GPU is Slower than CPU!

Hello,

I have 1000 equations like the following one made in CPU by C++:

[codebox] h_F[j]=(delta[j]-hslip[j]) - pre_delta[j] - hpre_slip[j];[/codebox]

I made these equations on host and trensferred the vector h_F to GPU at each time-step. But, to reduce the CPU-GPU communication traffic, I want to make these 1000 equations completely in GPU by using CUBLAS. I wrote the following code to make the above equation:

[codebox] cublasScopy(N_detail, d_delta, 1, d_F1, 1);

cublasSaxpy(N_detail, -1, d_pre_delta, 1, d_F1, 1);//d_F1=delta-delta_pre

cublasScopy(N_detail, d_slip, 1, d_RESULT1, 1);

cublasSaxpy(N_detail, 1, d_pre_slip, 1, d_RESULT1, 1);//d_RESULT1=slip+slip_pre

cublasSaxpy(N_detail, -h, d_RESULT1, 1, d_F1, 1);[/codebox]

However, this code on GPU takes significantly more time to run in compare with its twin on the CPU!! I have a large set of data, so I expected that this code should be run faster than CPU. My question is why this takes more time than CPU? Do you have any suggestion to make this code on GPU more efficient?

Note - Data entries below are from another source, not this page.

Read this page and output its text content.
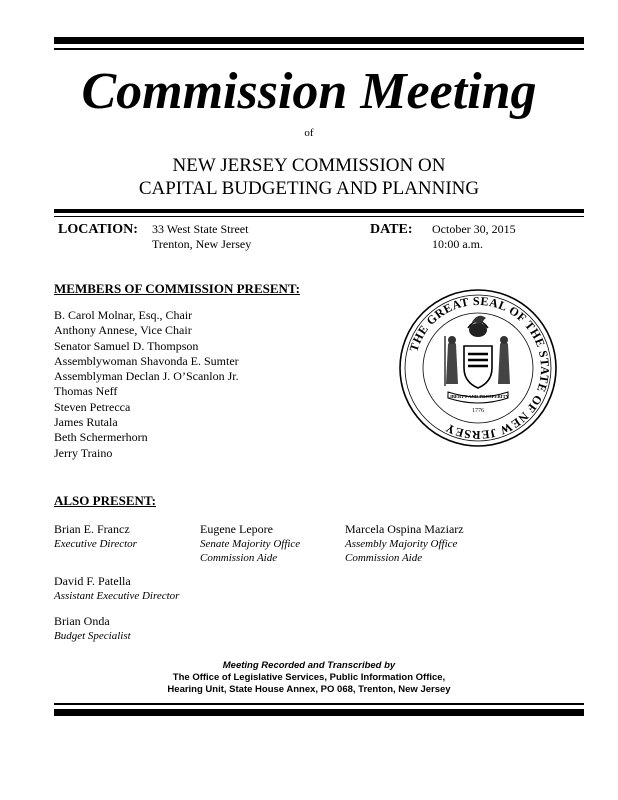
Commission Meeting
of
NEW JERSEY COMMISSION ON
CAPITAL BUDGETING AND PLANNING
LOCATION: 33 West State Street
Trenton, New Jersey
DATE: October 30, 2015
10:00 a.m.
MEMBERS OF COMMISSION PRESENT:
B. Carol Molnar, Esq., Chair
Anthony Annese, Vice Chair
Senator Samuel D. Thompson
Assemblywoman Shavonda E. Sumter
Assemblyman Declan J. O’Scanlon Jr.
Thomas Neff
Steven Petrecca
James Rutala
Beth Schermerhorn
Jerry Traino
THE GREAT SEAL OF THE STATE OF NEW JERSEY
LIBERTY AND PROSPERITY
1776
ALSO PRESENT:
Brian E. Francz
Executive Director
Eugene Lepore
Senate Majority Office
Commission Aide
Marcela Ospina Maziarz
Assembly Majority Office
Commission Aide
David F. Patella
Assistant Executive Director
Brian Onda
Budget Specialist
Meeting Recorded and Transcribed by
The Office of Legislative Services, Public Information Office,
Hearing Unit, State House Annex, PO 068, Trenton, New Jersey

I really need to reduce the computation time as much as possible, please let me know your ideas or suggestions.

Thanks.

The quick answer is that your problem is dominated by host-device memory transfers, not by math.
The overhead of merely sending the data to the GPU is more than the time the CPU takes to do the compute.

GPU computes win best when you have multiple, complex, math operations to perform on data, ideally leaving all the data on the device and not sending much back and forth to the CPU.

You may have a lot of data, but you don’t have much work for the GPU to do to that data.